Freiheit im Sinne einer bürgerlichen bzw. sozialen Freiheit bedeutet schlicht, dass der Mensch ohne äußeren Zwang das tun kann, was er tun will[11], gleich, ob es sich um Gedanken oder Taten handelt. Da in jeder Gesellschaft Grenzen festgesetzt werden müssen, die diese Freiheit beschränken, versucht Mill zu erörtern, wie die Gewalt in ihrem Wesen und ihren Grenzen beschaffen sein muss, die die Gesellschaft gegenüber einem Individuum rechtmäßig einsetzen darf[12]. Er versucht einen Grundsatz zu formulieren, der das Verhältnis zwischen dem Einzelnen und dem Ganzen in Bezug auf jegliche Art von Gewalt zum Zwecke der Einschränkung jener Freiheit, prägnant wiedergibt. Denn im Wesen und der Begrenzung dieser Gewalt liegt die Freiheit.[13]

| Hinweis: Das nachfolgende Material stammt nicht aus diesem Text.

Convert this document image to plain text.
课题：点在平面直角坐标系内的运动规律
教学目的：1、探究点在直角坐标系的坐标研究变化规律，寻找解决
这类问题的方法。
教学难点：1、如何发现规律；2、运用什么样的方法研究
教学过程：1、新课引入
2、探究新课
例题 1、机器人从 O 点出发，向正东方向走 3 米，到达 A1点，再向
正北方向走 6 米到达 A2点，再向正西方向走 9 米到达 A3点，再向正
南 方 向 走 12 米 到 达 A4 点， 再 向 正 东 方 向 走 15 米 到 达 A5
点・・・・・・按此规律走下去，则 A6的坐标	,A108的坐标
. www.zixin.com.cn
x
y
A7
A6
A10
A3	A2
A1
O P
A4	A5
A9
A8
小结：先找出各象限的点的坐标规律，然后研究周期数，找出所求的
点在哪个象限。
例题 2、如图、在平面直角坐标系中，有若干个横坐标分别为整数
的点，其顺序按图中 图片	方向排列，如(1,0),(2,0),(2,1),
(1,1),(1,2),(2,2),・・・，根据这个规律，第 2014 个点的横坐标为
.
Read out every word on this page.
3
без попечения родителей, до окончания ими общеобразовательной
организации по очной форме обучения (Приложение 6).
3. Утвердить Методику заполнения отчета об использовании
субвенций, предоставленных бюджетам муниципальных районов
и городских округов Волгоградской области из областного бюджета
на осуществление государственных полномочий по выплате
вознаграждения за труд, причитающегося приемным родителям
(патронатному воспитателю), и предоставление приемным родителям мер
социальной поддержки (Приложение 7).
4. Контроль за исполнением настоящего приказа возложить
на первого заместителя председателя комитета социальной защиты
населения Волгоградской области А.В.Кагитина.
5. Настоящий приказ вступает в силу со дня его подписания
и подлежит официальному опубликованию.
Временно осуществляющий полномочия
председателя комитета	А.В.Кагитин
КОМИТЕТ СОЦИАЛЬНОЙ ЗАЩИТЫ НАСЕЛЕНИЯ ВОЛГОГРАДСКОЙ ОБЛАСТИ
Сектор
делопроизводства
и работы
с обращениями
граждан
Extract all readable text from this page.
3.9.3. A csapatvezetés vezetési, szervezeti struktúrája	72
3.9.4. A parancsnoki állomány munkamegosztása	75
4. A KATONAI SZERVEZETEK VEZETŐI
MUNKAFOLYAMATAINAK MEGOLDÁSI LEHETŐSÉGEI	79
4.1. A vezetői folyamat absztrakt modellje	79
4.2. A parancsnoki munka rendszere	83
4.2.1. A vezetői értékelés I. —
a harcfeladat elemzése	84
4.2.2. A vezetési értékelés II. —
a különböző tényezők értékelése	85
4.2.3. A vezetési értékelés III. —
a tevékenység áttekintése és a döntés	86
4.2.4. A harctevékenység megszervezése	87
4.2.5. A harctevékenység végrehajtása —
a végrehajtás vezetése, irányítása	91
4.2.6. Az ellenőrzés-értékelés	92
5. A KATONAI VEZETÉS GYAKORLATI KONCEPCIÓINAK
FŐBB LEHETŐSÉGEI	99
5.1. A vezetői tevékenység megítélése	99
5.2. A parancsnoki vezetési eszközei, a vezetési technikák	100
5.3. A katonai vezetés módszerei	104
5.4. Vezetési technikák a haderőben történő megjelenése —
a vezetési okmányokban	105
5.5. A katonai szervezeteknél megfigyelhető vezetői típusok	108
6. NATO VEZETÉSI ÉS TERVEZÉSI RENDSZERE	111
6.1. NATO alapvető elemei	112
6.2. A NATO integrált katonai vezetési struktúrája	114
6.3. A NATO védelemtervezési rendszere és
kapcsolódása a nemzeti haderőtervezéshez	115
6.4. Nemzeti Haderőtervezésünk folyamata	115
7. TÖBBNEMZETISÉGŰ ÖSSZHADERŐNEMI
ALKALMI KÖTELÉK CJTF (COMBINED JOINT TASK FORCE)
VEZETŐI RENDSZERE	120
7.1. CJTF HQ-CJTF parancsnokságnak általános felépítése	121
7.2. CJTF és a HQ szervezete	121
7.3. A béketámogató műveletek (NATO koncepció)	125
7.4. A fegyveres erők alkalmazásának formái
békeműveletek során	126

Sein Prinzip sagt aus, dass nur dann in die Freiheit des Einzelnen eingegriffen werden darf, wenn damit die Schädigung anderer verhindert werden kann. Er schließt damit jeglichen legitimen Einfluss der Gesellschaft in Handlungen und Denkweisen aus, die nur die Interessen des Individuums selbst berühren.[14] Erst, wenn die Interessen der Gesellschaft berührt werden, darf überhaupt die Erörterung über ein Eingreifen beginnen.[15] Das Eingreifen selbst ist erst gerechtfertigt, wenn damit eine Schädigung verhindert werden kann, die nicht nur den Verursacher der Handlung selbst betrifft. Diese Maxime wird als „harm principle“[16] bzw. Schädigungsprinzip bezeichnet.
Damit untergliedert Mill von vornherein jegliche Handlung, die ein Einzelner ausführen kann, in zwei Klassen. Erstens sind dies Handlungen, die lediglich ihn selbst direkt betreffen und deren Folgen er lediglich selbst zu spüren bekommt.
Diese Handlungen können Gegenstand von Missbilligung, aber niemals Gegenstand eines Eingreifens durch Andere sein. Der Einzelne handelt hier im Bereich seiner individuellen Freiheit.[17]
[...]
[1] Mill, John Stuart, 2006: Über die Freiheit. Stuttgart, S. 17. Mill geht nicht genauer darauf ein, woran dieser Stand der Gesellschaft zu erkennen ist.
[2] Pazos, Manuel García, 1999: Die Moralphilosophie John Stuart Mills Utilitarismus. Bonn. S. 125.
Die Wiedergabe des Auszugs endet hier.